Not surprisingly, perhaps, 82% said they’d ditch a current vendor if another one was able to provide better clarity into their products.

Although the survey polled both SAP and non-SAP shops in the UK, SAP users and analysts everywhere have long complained that the company doesn’t do a good enough job of communicating what those product plans are. For instance, Back in April, the SAP User Group Executive Network (SUGEN), a global network of user groups, said they were pushing SAP to make its product roadmaps more coherent.

What’s the reason for all the confusion?  At least one of the drivers contributing to the lack of clarity is that SAP’s naming conventions tend too frequently.  According to a recent Gartner report I wrote about back in August, SAP has renamed more than 200 products during the past two or three years.  Those name changes, in turn, are often a result of renaming and rebranding products when a smaller company is acquired. 

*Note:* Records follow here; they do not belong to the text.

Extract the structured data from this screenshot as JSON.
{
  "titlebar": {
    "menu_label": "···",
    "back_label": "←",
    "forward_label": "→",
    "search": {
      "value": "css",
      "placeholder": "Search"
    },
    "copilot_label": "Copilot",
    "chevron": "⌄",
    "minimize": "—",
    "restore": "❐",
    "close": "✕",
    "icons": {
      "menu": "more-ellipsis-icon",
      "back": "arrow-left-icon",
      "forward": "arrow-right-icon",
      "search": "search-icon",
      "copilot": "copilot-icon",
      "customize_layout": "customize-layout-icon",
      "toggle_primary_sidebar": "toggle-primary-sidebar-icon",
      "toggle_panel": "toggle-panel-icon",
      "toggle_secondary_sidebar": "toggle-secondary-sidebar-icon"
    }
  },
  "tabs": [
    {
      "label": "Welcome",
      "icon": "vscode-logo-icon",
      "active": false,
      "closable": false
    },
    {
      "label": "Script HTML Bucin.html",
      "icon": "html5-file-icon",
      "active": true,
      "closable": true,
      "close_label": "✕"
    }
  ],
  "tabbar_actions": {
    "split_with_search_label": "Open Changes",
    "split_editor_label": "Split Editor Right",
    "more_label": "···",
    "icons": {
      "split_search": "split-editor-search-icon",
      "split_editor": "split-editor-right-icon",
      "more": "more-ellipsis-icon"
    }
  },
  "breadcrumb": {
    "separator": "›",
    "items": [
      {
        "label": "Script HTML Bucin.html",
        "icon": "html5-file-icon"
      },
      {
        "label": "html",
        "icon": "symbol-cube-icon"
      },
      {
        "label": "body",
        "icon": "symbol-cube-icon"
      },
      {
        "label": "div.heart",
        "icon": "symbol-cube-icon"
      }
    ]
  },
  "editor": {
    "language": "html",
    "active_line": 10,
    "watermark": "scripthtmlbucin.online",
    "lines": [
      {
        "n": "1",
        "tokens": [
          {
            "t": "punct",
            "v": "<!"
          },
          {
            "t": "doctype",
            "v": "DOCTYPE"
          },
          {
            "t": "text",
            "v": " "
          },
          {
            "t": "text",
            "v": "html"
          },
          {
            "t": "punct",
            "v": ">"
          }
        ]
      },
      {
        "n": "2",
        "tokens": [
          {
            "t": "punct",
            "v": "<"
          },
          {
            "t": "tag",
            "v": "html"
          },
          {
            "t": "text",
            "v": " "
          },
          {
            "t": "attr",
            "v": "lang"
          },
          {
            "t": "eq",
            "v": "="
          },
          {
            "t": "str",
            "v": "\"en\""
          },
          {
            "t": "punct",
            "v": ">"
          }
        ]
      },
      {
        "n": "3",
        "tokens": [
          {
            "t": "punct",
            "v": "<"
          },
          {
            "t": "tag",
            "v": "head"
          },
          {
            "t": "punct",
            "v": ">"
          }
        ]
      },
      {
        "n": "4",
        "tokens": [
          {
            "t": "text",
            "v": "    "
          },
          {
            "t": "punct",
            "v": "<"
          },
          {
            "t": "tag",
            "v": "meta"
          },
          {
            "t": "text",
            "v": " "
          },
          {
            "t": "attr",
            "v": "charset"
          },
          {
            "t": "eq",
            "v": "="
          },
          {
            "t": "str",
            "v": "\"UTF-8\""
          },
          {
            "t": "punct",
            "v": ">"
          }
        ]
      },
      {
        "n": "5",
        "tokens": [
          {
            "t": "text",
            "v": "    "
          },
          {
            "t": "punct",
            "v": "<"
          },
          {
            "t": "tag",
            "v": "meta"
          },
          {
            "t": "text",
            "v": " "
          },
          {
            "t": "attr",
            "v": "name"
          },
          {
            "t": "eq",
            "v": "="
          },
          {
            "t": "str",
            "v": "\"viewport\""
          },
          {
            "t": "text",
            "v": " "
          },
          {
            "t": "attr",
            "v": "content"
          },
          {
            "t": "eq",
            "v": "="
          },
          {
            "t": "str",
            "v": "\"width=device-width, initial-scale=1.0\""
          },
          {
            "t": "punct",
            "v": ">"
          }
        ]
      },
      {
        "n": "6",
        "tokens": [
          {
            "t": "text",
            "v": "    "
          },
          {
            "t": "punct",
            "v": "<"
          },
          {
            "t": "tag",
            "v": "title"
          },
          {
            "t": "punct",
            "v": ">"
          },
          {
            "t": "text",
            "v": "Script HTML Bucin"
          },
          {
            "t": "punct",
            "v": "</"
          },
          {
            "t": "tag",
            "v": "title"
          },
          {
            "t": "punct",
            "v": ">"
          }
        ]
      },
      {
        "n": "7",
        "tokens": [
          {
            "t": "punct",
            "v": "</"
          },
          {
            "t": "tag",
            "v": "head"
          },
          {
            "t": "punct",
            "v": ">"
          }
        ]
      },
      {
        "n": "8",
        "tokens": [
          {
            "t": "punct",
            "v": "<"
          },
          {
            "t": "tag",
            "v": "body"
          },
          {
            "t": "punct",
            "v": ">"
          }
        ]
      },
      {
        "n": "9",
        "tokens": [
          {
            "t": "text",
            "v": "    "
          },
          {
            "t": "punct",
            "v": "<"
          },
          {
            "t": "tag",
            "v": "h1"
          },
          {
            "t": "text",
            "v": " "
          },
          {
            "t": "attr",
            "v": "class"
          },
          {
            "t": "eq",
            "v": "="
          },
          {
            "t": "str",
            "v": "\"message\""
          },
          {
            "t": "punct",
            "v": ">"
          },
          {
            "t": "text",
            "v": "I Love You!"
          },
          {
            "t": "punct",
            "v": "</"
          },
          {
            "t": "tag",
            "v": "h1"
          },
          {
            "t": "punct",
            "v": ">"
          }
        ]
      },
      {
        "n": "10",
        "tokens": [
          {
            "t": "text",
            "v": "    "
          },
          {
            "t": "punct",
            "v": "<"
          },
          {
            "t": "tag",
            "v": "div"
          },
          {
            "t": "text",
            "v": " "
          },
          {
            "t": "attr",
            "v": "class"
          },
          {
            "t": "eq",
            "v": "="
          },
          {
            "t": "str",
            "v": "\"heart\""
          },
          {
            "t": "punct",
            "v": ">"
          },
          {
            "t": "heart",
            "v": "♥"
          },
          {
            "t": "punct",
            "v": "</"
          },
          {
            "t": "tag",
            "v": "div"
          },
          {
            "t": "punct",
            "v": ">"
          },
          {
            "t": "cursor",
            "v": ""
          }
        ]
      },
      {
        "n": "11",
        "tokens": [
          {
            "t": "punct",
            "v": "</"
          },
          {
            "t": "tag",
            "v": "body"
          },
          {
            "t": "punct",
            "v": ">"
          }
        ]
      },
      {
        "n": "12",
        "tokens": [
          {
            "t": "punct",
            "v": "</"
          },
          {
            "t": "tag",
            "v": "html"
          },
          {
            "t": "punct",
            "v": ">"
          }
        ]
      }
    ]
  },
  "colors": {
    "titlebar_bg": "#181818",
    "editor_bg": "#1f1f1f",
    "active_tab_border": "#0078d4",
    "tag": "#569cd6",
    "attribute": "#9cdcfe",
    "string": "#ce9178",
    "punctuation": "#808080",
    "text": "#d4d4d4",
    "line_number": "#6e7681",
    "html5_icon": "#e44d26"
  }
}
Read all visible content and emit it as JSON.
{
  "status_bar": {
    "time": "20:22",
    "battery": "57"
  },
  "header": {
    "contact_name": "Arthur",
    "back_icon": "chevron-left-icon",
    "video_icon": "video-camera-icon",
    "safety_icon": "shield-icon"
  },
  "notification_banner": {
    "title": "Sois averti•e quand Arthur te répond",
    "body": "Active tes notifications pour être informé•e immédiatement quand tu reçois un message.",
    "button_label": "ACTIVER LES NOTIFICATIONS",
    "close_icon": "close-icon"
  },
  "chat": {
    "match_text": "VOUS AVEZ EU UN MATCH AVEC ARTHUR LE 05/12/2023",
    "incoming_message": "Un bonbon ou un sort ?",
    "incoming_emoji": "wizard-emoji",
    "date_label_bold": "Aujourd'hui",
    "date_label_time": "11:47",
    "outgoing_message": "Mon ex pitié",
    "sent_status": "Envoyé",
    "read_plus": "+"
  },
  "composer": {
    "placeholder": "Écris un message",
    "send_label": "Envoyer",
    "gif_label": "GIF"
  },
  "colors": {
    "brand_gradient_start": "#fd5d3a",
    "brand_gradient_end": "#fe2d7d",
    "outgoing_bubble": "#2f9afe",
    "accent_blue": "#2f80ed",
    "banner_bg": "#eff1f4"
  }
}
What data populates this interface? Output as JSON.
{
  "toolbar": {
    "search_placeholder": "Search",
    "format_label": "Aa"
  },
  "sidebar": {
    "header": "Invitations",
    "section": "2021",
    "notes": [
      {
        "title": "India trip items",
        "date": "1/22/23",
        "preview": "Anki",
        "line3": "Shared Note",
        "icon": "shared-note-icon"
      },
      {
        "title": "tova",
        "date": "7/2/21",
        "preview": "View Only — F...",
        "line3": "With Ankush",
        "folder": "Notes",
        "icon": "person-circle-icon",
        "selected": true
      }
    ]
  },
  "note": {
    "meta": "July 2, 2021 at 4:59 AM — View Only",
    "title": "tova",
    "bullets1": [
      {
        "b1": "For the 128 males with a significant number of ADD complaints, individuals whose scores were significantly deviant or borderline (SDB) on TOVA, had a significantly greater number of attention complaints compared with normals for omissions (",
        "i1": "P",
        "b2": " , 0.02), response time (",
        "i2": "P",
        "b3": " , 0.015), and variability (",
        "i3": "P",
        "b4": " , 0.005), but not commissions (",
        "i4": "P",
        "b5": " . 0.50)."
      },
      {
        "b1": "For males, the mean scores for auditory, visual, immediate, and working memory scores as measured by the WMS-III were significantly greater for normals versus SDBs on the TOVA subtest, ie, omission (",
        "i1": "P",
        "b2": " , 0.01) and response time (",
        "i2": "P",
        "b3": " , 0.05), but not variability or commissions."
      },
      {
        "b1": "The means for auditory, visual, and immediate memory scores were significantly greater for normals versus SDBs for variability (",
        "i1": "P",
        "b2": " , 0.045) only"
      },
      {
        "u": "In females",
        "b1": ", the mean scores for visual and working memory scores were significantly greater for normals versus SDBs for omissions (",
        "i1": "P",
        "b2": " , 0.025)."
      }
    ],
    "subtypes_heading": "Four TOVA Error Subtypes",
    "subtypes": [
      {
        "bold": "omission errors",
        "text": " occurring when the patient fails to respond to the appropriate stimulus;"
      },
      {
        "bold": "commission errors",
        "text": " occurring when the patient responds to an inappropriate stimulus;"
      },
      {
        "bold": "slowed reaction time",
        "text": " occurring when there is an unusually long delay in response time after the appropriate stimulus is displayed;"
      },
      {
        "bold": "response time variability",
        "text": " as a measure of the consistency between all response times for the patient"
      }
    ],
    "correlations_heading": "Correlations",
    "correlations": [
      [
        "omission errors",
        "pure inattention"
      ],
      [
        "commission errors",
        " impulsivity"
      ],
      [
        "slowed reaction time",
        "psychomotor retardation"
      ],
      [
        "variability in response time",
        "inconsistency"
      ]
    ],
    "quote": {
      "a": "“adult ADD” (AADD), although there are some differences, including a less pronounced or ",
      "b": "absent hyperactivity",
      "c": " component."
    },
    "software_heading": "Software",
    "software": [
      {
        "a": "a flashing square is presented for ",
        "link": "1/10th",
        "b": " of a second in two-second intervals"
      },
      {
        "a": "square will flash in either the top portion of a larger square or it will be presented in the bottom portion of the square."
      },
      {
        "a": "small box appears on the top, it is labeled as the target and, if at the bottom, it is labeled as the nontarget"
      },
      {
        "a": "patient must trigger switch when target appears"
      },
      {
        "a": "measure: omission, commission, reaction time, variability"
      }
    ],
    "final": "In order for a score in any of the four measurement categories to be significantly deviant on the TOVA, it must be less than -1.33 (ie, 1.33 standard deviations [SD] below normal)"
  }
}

However, the user group was careful to point out that clarity isn’t a problem unique to SAP. In fact, SAP may be doing a better job than most, the UK and Ireland User Group said. Given the frequency and speed of acquisitions in this market, — the problem probably isn’t going away anytime soon.  Could it get worse? Maybe.

The question is, with so many companies willing to switch any vendor over the issue if it would save them headaches over the long haul, will providing better product roadmaps turn out to be a better competitive advantage for vendors than acquiring more companies in the first place?